Lot 49 D α

Friedrich Nerly - Der Canal Grande mit Blick auf Santa Maria della Salute

Auktion 1278 - Übersicht Köln
04.12.2025, 18:00 - 50 Lots - My Choice - Jubiläumsauktion Henrik Hanstein
Schätzpreis: 100.000 € - 120.000 €
Gebot

Friedrich Nerly

Der Canal Grande mit Blick auf Santa Maria della Salute

Öl auf Leinwand. 70 x 102 cm.
Signiert unten links: Nerly f.

Die Biografie wie auch die künstlerische Entwicklung Friedrich Nerlys werden bestimmt durch die Verbindung seiner deutschen Herkunft – er wurde als Christian Friedrich Nehrlich in eine Erfurter Musikerfamilie geboren – und seiner italienischen Wahlheimat. Bereits im Alter von 21 Jahren zog es den Künstler nach Italien – zunächst nach Rom und Mailand, 1837 ließ er sich dann in Venedig nieder, inmitten des Motivs, das er fortan in stimmungsvollen Ansichten zum wichtigsten Thema seines Œuvres machen sollte. Nerlys Veduten der Lagunenstadt waren bei Sammlern in ganz Europa begehrt und dürften neben denen einiger englischer Maler wie Richard Parkes Bonington oder William Turner prägend für das Bild Venedigs im 19. Jahrhundert gewesen sein. Wenn auch Nerly in der minutiösen Detailgenauigkeit an die ein Jahrhundert zuvor entstandenen Veduten Canalettos anknüpft, so überwiegt bei ihm doch die atmosphärische Wiedergabe eines pittoresken, idealisierten Venedigs.

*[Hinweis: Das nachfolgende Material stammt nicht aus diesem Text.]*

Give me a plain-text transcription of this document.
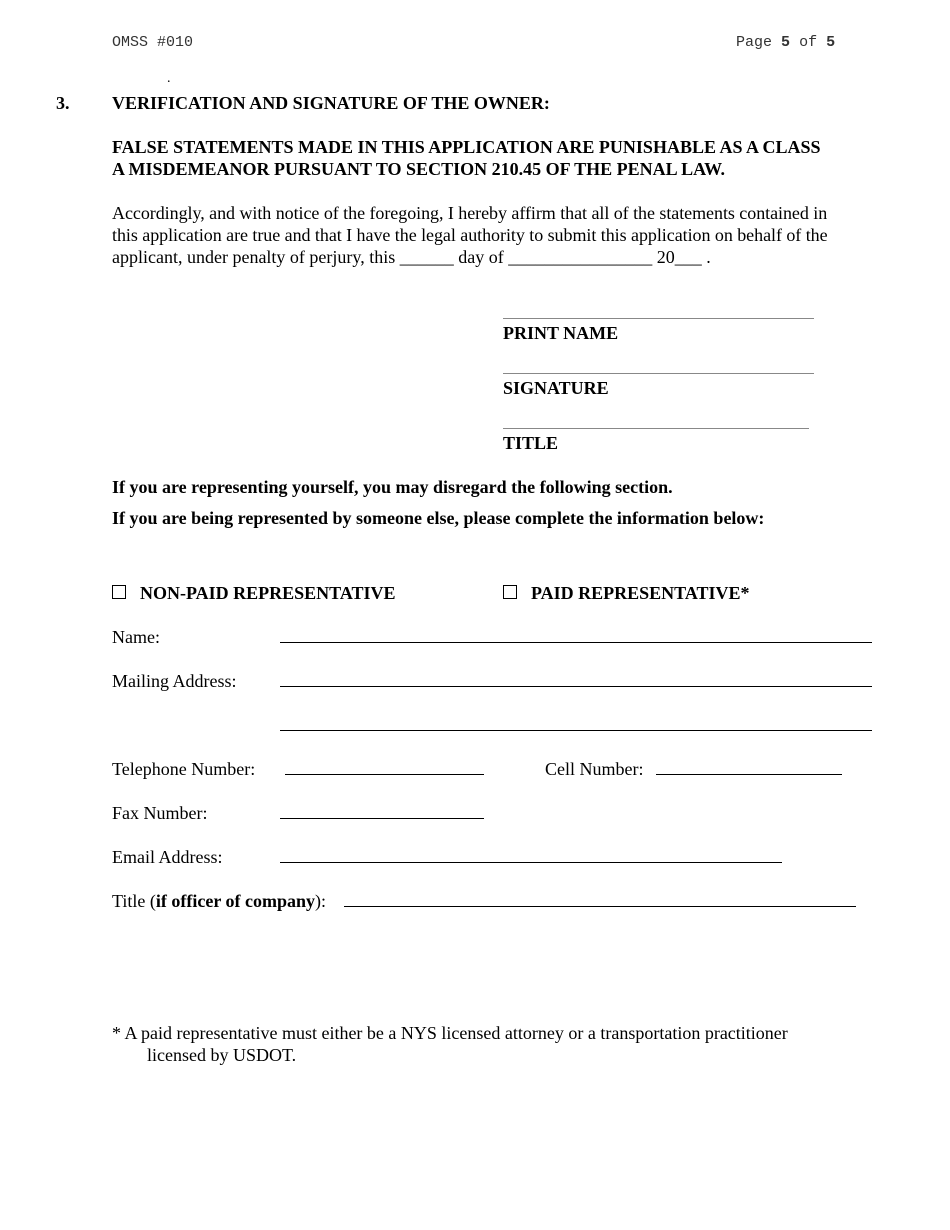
OMSS #010	Page 5 of 5
.
3. VERIFICATION AND SIGNATURE OF THE OWNER:
FALSE STATEMENTS MADE IN THIS APPLICATION ARE PUNISHABLE AS A CLASS
A MISDEMEANOR PURSUANT TO SECTION 210.45 OF THE PENAL LAW.
Accordingly, and with notice of the foregoing, I hereby affirm that all of the statements contained in
this application are true and that I have the legal authority to submit this application on behalf of the
applicant, under penalty of perjury, this ______ day of ________________ 20___ .
PRINT NAME
SIGNATURE
TITLE
If you are representing yourself, you may disregard the following section.
If you are being represented by someone else, please complete the information below:
NON-PAID REPRESENTATIVE	PAID REPRESENTATIVE*
Name:
Mailing Address:
Telephone Number:	Cell Number:
Fax Number:
Email Address:
Title (if officer of company):
* A paid representative must either be a NYS licensed attorney or a transportation practitioner
licensed by USDOT.
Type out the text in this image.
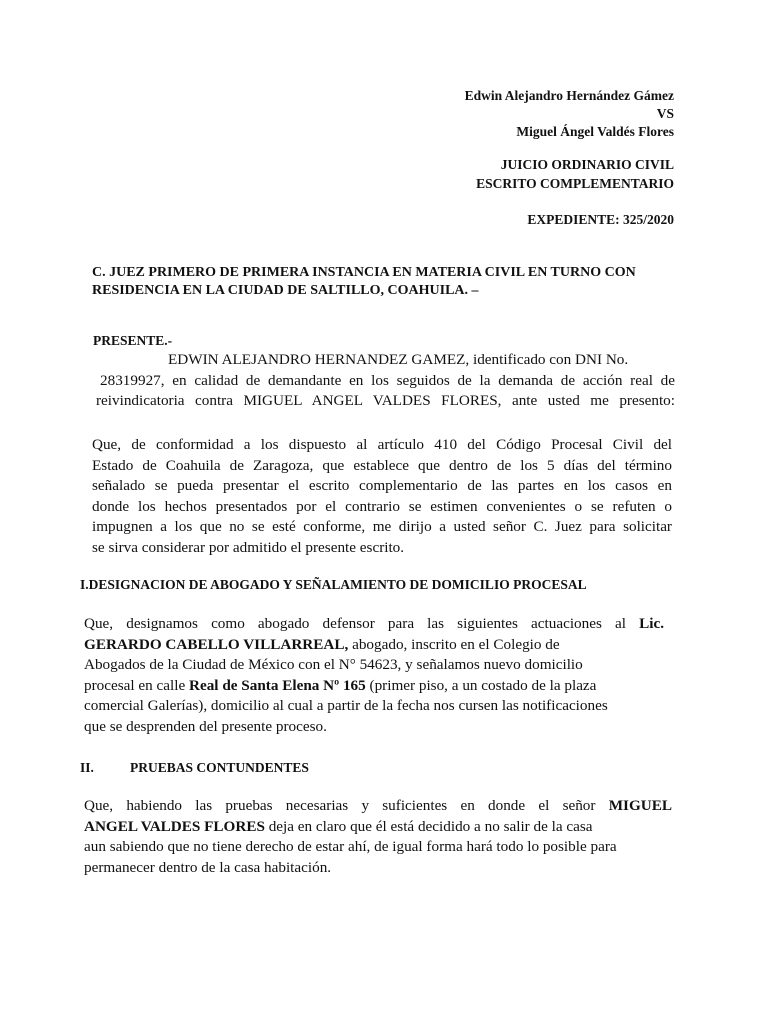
Edwin Alejandro Hernández Gámez
VS
Miguel Ángel Valdés Flores
JUICIO ORDINARIO CIVIL
ESCRITO COMPLEMENTARIO
EXPEDIENTE: 325/2020
C. JUEZ PRIMERO DE PRIMERA INSTANCIA EN MATERIA CIVIL EN TURNO CON
RESIDENCIA EN LA CIUDAD DE SALTILLO, COAHUILA. –
PRESENTE.-
EDWIN ALEJANDRO HERNANDEZ GAMEZ, identificado con DNI No.
28319927, en calidad de demandante en los seguidos de la demanda de acción real de
reivindicatoria contra MIGUEL ANGEL VALDES FLORES, ante usted me presento:
Que, de conformidad a los dispuesto al artículo 410 del Código Procesal Civil del
Estado de Coahuila de Zaragoza, que establece que dentro de los 5 días del término
señalado se pueda presentar el escrito complementario de las partes en los casos en
donde los hechos presentados por el contrario se estimen convenientes o se refuten o
impugnen a los que no se esté conforme, me dirijo a usted señor C. Juez para solicitar
se sirva considerar por admitido el presente escrito.
I.DESIGNACION DE ABOGADO Y SEÑALAMIENTO DE DOMICILIO PROCESAL
Que, designamos como abogado defensor para las siguientes actuaciones al Lic.
GERARDO CABELLO VILLARREAL, abogado, inscrito en el Colegio de
Abogados de la Ciudad de México con el N° 54623, y señalamos nuevo domicilio
procesal en calle Real de Santa Elena Nº 165 (primer piso, a un costado de la plaza
comercial Galerías), domicilio al cual a partir de la fecha nos cursen las notificaciones
que se desprenden del presente proceso.
II.	PRUEBAS CONTUNDENTES
Que, habiendo las pruebas necesarias y suficientes en donde el señor MIGUEL
ANGEL VALDES FLORES deja en claro que él está decidido a no salir de la casa
aun sabiendo que no tiene derecho de estar ahí, de igual forma hará todo lo posible para
permanecer dentro de la casa habitación.
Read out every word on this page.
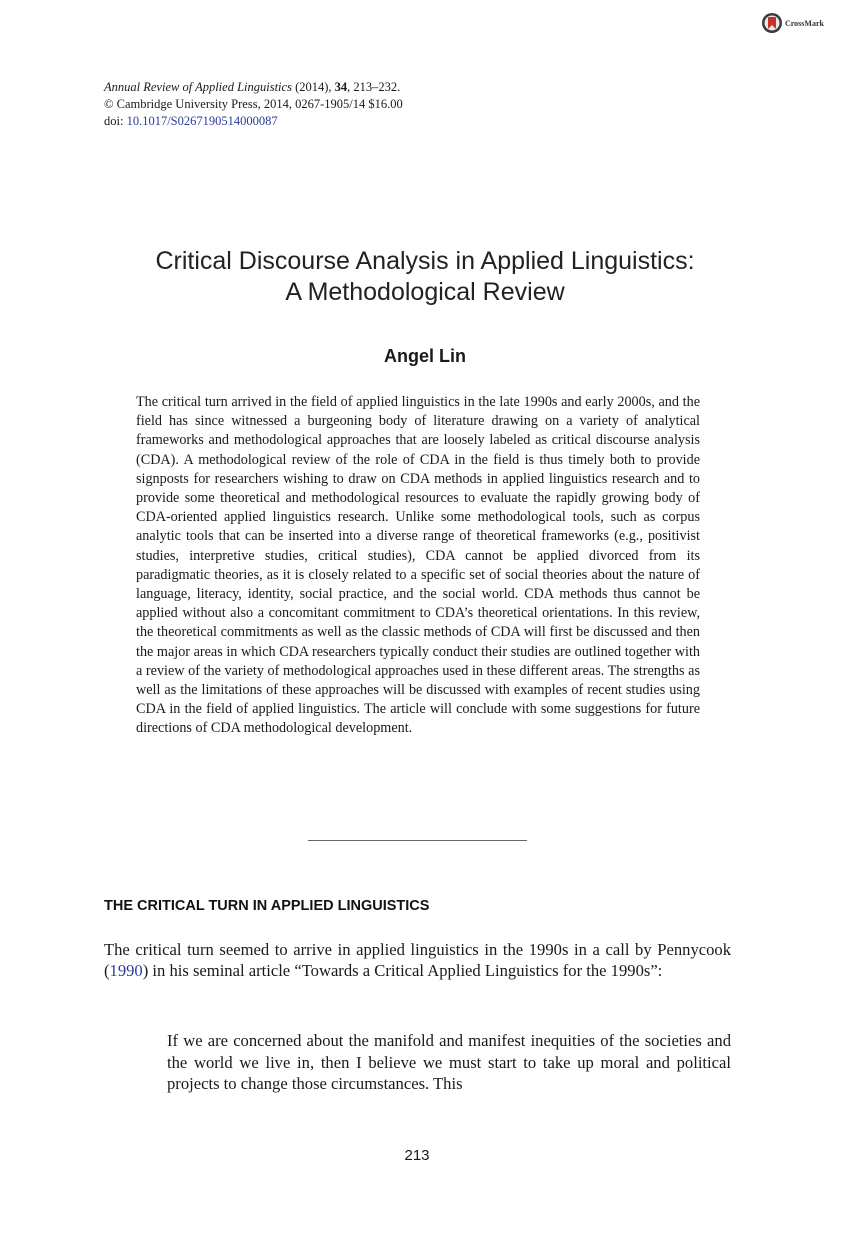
CrossMark
Annual Review of Applied Linguistics (2014), 34, 213–232.
© Cambridge University Press, 2014, 0267-1905/14 $16.00
doi: 10.1017/S0267190514000087
Critical Discourse Analysis in Applied Linguistics:
A Methodological Review
Angel Lin
The critical turn arrived in the field of applied linguistics in the late 1990s and early 2000s, and the field has since witnessed a burgeoning body of literature drawing on a variety of analytical frameworks and methodological approaches that are loosely labeled as critical discourse analysis (CDA). A methodological review of the role of CDA in the field is thus timely both to provide signposts for researchers wishing to draw on CDA methods in applied linguistics research and to provide some theoretical and methodological resources to evaluate the rapidly growing body of CDA-oriented applied linguistics research. Unlike some methodological tools, such as corpus analytic tools that can be inserted into a diverse range of theoretical frameworks (e.g., positivist studies, interpretive studies, critical studies), CDA cannot be applied divorced from its paradigmatic theories, as it is closely related to a specific set of social theories about the nature of language, literacy, identity, social practice, and the social world. CDA methods thus cannot be applied without also a concomitant commitment to CDA’s theoretical orientations. In this review, the theoretical commitments as well as the classic methods of CDA will first be discussed and then the major areas in which CDA researchers typically conduct their studies are outlined together with a review of the variety of methodological approaches used in these different areas. The strengths as well as the limitations of these approaches will be discussed with examples of recent studies using CDA in the field of applied linguistics. The article will conclude with some suggestions for future directions of CDA methodological development.
THE CRITICAL TURN IN APPLIED LINGUISTICS
The critical turn seemed to arrive in applied linguistics in the 1990s in a call by Pennycook (1990) in his seminal article “Towards a Critical Applied Linguistics for the 1990s”:
If we are concerned about the manifold and manifest inequities of the societies and the world we live in, then I believe we must start to take up moral and political projects to change those circumstances. This
213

Alltagsszenen und Figuren des zeitgenössischen Lebens finden sich in den in Öl gemalten Venedig-Ansichten Nerlys selten; er bevorzugt Personen in historischen, zumeist an die Renaissance angelehnten Kostümen, die er akribisch studierte.
Umso reizvoller ist die kleine Szene unten rechts auf dem vorliegenden Gemälde. Eine Dame in blauem Kleid mit einem Fächer stützt sich auf ihren Begleiter, der sie zur Anlegestelle einer Gondel führt. Dabei wendet sich die Dame noch einmal zu einer Obstverkäuferin zurück, die sitzend ihre Waren anbietet. Die Komposition mit der Ansicht des Canal Grande und dem Blick auf Santa Maria della Salute dürfte eine der frühesten Venedig-Veduten Nerlys sein. Eine Ausführung dieser Komposition in der Kunsthalle Bremen wird auf 1838/39 datiert, also in die ersten Jahre seines Aufenthalts in der Lagunenstadt (Abb. 1; Öl auf Leinwand, 67,5 x 86 cm, Inv.-Nr. 381-1947/5). Dieses im Vergleich zu unserem Gemälde etwas kleinere Werk wirkt wie die Fortsetzung unseres Gemäldes: das junge Paar hat nun die Gondel erreicht und auch die beiden kleinen Hunde tollen noch auf der Kaimauer herum; lediglich die Obstverkäuferin ist nicht mehr zu sehen. Eine weitere Version, nunmehr im Abendlicht, befindet sich im Besitz des Frankfurter Städels (Abb. 2; Öl auf Leinwand, 74,5 x 106 cm, Inv.-Nr. 1173). Hier ist das junge Paar verschwunden, dafür taucht nun die Obstverkäuferin wieder auf. Alle drei Versionen dürften auf ein Aquarell Nerlys zurückgehen, das die Szenerie im klaren Tageslicht zeigt (Erfurt, Angermuseum, Inv.-Nr. 3026). Nerly nahm ein solches Aquarell häufig als Ausgangspunkt für seine Ansichten in Öl, in denen er dann verschiedene Lichtstimmungen erprobte. Im Zentrum der Komposition, wenn auch in größerer Entfernung, steht der grandiose Kirchenbau von Santa Maria della Salute von Baldassare Longhena aus dem 17. Jahrhundert. Vom Standpunkt des Betrachters geht der Blick auf die gegenüberliegende Seite des Canal Grande und den im 16. Jahrhundert errichteten Palazzo Cavalli-Franchetti.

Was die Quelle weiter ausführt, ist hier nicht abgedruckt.